Bahkan para ekonom pro-Brexit pun mengakui hal ini. Julian Jessop, seorang ekonom independen, menulis di Daily Telegraph : "Angka-angka saat ini saja tidak cukup untuk membuktikan bahwa Inggris tidak terpengaruh oleh Brexit."
Douglas McWilliams, wakil presiden Pusat Penelitian Ekonomi dan Bisnis (CBER), seorang pendukung Brexit, memperingatkan: “Faktanya adalah bahwa sebelum Brexit, perekonomian Inggris sedikit lebih baik daripada negara-negara Uni Eropa lainnya, dan sekarang justru sama buruknya.”

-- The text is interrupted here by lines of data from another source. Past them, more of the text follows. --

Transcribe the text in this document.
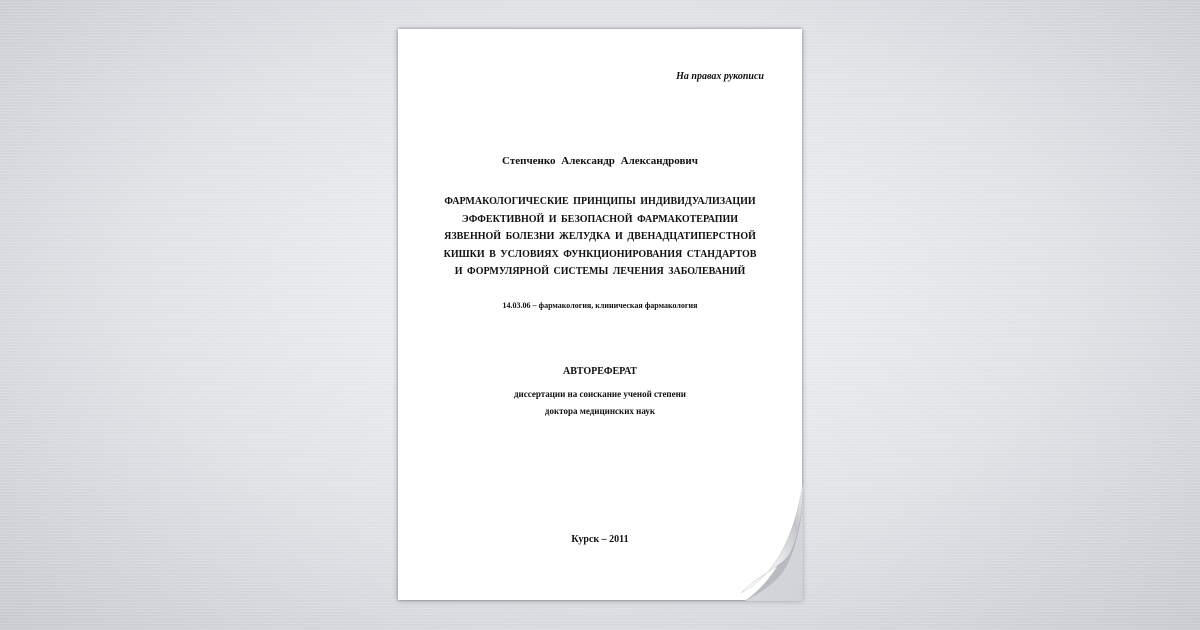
На правах рукописи

Степченко Александр Александрович

ФАРМАКОЛОГИЧЕСКИЕ ПРИНЦИПЫ ИНДИВИДУАЛИЗАЦИИ
ЭФФЕКТИВНОЙ И БЕЗОПАСНОЙ ФАРМАКОТЕРАПИИ
ЯЗВЕННОЙ БОЛЕЗНИ ЖЕЛУДКА И ДВЕНАДЦАТИПЕРСТНОЙ
КИШКИ В УСЛОВИЯХ ФУНКЦИОНИРОВАНИЯ СТАНДАРТОВ
И ФОРМУЛЯРНОЙ СИСТЕМЫ ЛЕЧЕНИЯ ЗАБОЛЕВАНИЙ

14.03.06 – фармакология, клиническая фармакология

АВТОРЕФЕРАТ

диссертации на соискание ученой степени
доктора медицинских наук

Курск – 2011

Masalahnya, setelah pandemi yang belum pernah terjadi sebelumnya dan konflik militer yang berkelanjutan di Eropa – dua guncangan besar – sulit untuk memilah dampak dari meninggalkan Uni Eropa. Untuk menentukan tingkat kerusakannya, ekonom John Springford dari Centre for European Reform membandingkan ekonomi Inggris dengan 22 negara lain yang tumbuh pada tingkat yang sama sebelum Brexit.
Dengan menggunakan data Inggris terbaru, ia menemukan selisih 5 poin PDB antara ekonomi Inggris "tanpa Brexit" dan ekonomi saat ini. Lima poin PDB hilang dalam tujuh tahun (sejak referendum 2016), "ini deflasi yang lambat," ujarnya.

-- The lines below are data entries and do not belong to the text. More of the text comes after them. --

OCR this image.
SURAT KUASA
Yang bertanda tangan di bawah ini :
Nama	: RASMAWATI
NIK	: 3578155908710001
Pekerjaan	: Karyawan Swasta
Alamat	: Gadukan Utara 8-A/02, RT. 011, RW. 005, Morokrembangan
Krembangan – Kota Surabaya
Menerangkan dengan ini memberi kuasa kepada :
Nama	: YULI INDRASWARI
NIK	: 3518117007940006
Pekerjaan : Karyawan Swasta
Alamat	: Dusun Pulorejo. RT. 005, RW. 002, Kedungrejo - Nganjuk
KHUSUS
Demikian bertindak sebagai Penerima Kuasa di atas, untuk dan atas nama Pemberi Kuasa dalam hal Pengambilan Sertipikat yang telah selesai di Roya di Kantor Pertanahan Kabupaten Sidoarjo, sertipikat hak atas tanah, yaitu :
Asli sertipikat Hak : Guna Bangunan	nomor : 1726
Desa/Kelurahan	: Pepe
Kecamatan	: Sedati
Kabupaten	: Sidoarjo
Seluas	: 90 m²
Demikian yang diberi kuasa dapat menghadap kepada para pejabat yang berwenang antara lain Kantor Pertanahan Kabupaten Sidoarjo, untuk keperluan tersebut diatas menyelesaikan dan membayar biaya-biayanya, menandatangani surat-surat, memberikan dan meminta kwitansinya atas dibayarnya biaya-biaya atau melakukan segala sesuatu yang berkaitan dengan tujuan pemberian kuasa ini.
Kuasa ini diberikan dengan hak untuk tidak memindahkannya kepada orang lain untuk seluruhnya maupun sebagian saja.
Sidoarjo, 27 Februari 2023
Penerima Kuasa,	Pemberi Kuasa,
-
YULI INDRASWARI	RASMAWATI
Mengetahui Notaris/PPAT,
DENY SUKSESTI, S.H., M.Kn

Itu mungkin benar, tetapi apakah guncangan sebesar itu masuk akal mengingat ekonomi Inggris saat ini sama baiknya (atau sama buruknya) dengan ekonomi Prancis? Meskipun sebagian atau bahkan sebagian besar perubahan saat ini bisa jadi disebabkan oleh Brexit, atau faktor-faktor lain seperti kebijakan fiskal AS, atau percepatan pemulihan ekonomi di Yunani...
Pakar Julian Jessop meyakini dampak Brexit hampir dapat diabaikan. Ia meyakini dampak negatif Brexit terhadap PDB Inggris hanya sekitar 2-3% dari PDB.
Lagipula, tentu saja, tidak ada yang percaya ada manfaat ekonomi bagi Inggris jika keluar dari pasar tunggal Eropa. Faktanya, volume perdagangan Inggris telah menurun dan kekurangan tenaga kerja semakin parah seiring berakhirnya pergerakan bebas pekerja.
Pada akhirnya, dan mungkin bukan isu utamanya, McWilliams mengatakan keberhasilan Inggris bergantung pada "seberapa baik negara ini mengelola." Ia secara khusus menyebutkan kemampuan negara untuk mengelola dekarbonisasi ekonomi dan mengatasi ketidakstabilan di sektor publik. Ia mengatakan dampak Brexit bersifat sekunder untuk saat ini.